1 files changed, 13 insertions, 4 deletions

diff --git a/lib/libsecureboot/README.rst b/lib/libsecureboot/README.rst
index 85b949db58cc..f1d3c5679d35 100644
--- a/lib/libsecureboot/README.rst
+++ b/lib/libsecureboot/README.rst
@@ -1,7 +1,8 @@
 libsecureboot
 *************
 
-This library depends one way or another on verifying digital signatures.
+This library depends one way or another on verifying detached digital
+signatures. 
 To do that, the necessary trust anchors need to be available.
 
 The simplest (and most attractive for an embedded system) is to
@@ -16,7 +17,7 @@ provide access to the necessary trust anchors.
 That signing server is freely available - see
 http://www.crufty.net/sjg/docs/signing-server.htm
 
-X.509 certificates chains offer a lot of flexibility over time and are
+X.509 certificate chains offer a lot of flexibility over time and are
 a great solution for an embedded vendor like Juniper or even
 FreeBSD.org, but are probably overkill for personal or small site use.
 
@@ -74,8 +75,12 @@ header.
 Signatures
 ----------
 
-We expect ascii armored (``.asc``) detached signatures.

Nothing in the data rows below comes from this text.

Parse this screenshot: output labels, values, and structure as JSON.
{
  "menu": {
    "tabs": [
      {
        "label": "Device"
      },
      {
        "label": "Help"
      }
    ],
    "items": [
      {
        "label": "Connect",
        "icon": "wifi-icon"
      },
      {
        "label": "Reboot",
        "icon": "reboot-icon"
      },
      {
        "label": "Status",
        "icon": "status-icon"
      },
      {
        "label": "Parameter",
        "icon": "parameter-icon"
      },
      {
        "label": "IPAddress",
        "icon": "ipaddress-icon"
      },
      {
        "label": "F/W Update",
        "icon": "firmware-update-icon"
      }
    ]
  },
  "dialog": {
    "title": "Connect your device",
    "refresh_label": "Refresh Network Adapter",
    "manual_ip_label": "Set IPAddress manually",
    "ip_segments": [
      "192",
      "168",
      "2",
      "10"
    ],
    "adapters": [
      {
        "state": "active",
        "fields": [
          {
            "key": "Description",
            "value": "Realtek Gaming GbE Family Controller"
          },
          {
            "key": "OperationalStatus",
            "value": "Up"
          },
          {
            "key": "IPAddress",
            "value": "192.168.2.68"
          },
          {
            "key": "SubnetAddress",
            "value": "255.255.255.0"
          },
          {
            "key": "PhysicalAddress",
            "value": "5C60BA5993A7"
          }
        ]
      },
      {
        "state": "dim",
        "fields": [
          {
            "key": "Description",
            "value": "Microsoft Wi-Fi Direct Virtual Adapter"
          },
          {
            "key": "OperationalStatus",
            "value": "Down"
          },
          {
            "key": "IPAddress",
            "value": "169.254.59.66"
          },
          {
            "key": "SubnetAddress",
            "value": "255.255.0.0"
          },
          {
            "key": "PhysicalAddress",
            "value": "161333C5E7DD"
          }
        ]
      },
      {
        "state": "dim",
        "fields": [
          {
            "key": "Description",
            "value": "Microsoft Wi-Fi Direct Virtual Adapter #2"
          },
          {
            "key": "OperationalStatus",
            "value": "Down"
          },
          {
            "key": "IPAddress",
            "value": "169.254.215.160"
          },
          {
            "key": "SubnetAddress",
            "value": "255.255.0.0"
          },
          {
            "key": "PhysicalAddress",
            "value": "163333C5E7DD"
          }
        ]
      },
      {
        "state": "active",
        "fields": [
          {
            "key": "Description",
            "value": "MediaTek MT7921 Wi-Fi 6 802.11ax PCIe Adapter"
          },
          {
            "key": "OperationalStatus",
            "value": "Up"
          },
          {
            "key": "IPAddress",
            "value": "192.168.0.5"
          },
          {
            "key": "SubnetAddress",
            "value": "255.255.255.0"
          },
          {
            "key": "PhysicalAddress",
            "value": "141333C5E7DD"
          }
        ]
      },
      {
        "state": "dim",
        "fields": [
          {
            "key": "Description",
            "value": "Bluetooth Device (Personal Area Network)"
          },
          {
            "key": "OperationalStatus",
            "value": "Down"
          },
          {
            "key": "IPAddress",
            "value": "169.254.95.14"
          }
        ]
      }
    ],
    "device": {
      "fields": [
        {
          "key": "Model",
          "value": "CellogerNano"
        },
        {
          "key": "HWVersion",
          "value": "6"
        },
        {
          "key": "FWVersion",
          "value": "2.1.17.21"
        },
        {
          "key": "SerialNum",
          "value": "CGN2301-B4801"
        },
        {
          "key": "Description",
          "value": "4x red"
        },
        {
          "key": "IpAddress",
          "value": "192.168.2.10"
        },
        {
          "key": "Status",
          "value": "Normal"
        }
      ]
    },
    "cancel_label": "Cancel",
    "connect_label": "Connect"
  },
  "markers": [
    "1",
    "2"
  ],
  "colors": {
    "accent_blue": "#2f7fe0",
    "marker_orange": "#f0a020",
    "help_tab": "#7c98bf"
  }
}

-Eg. signature for ``manifest`` would be in ``manifest.asc``
+We expect ascii armored (``.asc``) detached signatures
+Eg.::
+
+	gpg -a --detach-sign manifest
+
+should produce the expected signature in ``manifest.asc``
 
 We only support version 4 signatures using RSA (the default for ``gpg``).
 
@@ -108,6 +113,10 @@ Ie. client sends a hash which during signing gets hashed again.
 So for Junos we define VE_ECDSA_HASH_AGAIN which causes ``verify_ec``
 to hash again.
 
+Later I added a FakeHash class to the signing server so we could
+generate signatures compatible with our previous RSA scheme and
+others.
+
 Otherwise our EC DSA and RSA signatures are the default used by
 OpenSSL - an original design goal was that a customer could verify our
 signatures using nothing but an ``openssl`` binary.